Ernst Prost nella sua circolare sul "reperire il possibile per tutti" anche e proprio in tempi di crisi

Cari clienti,

 

oggi il grido "uomo in mare" si sente decisamente spesso. Non come grido di aiuto, ma inteso come ordine all'ufficio personale.

Non da noi! Abbiamo un piano, una ricetta, per mantenere la motivazione di 1000 persone e mettersi al lavoro fiduciosi nonostante il corona virus. Da non ci saranno cassa integrazione, licenziamenti o decurtazioni di stipendio. Per questo siamo la squadra più forte che c'è. Nessuno si tira indietro, tutti fanno la loro parte e io stesso ho rinunciato al mio compenso – completamente. Nella nostra azienda tutti mostrano consapevolezza e attenzione sul lavoro, in fabbrica, nelle spedizioni – proprio come personale infermieristico e ospedaliero e medici fanno coi pazienti: pronti al sacrificio.

1000 persone orgogliose, che mostrano all'esterno come la loro azienda si dimostra verso la squadra, i lavoratori e gli impiegati nei tempi di crisi.
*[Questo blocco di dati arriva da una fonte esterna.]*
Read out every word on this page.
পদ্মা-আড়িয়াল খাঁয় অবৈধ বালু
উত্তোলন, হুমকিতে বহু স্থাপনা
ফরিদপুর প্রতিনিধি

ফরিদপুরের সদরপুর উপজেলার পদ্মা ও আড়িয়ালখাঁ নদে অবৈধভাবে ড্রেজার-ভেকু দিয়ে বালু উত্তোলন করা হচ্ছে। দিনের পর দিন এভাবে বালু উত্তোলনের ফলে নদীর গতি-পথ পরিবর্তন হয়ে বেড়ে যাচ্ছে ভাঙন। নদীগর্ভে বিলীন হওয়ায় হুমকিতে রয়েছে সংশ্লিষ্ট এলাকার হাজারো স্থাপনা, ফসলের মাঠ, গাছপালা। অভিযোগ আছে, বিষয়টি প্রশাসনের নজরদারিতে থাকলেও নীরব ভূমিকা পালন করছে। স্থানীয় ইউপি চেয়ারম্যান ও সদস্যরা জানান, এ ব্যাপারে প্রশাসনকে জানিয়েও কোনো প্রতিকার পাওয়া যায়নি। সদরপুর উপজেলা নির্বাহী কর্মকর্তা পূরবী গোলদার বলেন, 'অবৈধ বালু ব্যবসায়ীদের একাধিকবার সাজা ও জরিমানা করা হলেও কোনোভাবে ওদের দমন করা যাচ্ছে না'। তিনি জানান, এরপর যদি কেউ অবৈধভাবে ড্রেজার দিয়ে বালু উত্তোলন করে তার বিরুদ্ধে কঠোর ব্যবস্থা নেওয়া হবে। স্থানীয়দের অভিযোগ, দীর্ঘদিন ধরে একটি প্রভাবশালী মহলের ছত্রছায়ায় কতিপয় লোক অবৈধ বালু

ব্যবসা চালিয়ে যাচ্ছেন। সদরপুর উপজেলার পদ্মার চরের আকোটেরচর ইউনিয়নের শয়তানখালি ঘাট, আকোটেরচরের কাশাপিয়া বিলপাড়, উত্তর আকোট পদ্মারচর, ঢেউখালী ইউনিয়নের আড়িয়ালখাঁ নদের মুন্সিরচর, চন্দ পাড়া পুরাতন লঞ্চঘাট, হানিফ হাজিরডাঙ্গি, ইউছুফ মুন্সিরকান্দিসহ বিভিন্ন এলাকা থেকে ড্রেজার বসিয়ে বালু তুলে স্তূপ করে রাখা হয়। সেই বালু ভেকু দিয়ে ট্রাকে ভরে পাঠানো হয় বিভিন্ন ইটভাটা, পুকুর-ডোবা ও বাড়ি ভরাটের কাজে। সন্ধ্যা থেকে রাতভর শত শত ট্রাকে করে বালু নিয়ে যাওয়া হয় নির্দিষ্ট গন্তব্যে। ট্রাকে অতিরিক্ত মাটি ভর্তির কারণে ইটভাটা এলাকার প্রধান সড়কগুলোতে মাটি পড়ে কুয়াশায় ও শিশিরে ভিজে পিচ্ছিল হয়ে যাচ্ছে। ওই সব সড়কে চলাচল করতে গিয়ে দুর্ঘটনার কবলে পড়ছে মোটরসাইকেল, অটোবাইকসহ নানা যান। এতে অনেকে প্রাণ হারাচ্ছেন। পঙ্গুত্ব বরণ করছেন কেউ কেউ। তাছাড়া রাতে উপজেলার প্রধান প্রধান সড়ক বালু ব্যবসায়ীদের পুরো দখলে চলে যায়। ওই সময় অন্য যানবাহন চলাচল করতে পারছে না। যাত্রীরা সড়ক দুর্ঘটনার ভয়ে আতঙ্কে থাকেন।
Questo trasmettiamo al resto del mondo: ai clienti, ai vicini, agli amici. E naturalmente anche alla stampa. Tutto ciò che facciamo e ciò che ci preoccupa sarà comunicato sulla nostra homepage. Questo ci porta approvazione, ci porta conferme, ci porta riconoscimento.

E lo stesso vale per i nostri negozi. La gratifica pasquale è costata 500 euro per ogni collaboratore. Prima ci sono stati 1000 euro  – quindi in totale 1,5 milioni di euro di indennità per lavori a rischio. I soldi spesi meglio! E molti, tra colleghi e colleghe, hanno veramente bisogno di soldi in questo momento. Lo stesso vale anche per altri settori, dove invece le aziende furbette passano a riduzioni di orario o licenziano personale, rimbalzando così i costi del personale sulla comunità mentre se ne stanno sedute su montagne di denaro. E chi ha prodotto tanta ricchezza? Proprio le stesse persone che ora vengono lasciate a sé stesse. Purtroppo molte aziende irresponsabili stanno mettendo in atto le stesse porcherie. Dimenticano i milioni e i miliardi di profitti degli ultimi anni. Due mesi di vento contrario – solo due mesi e tutti già si sbracciano contro lo stato e urlano "uomo a mare" non come richiesta d'aiuto, ma come ordine!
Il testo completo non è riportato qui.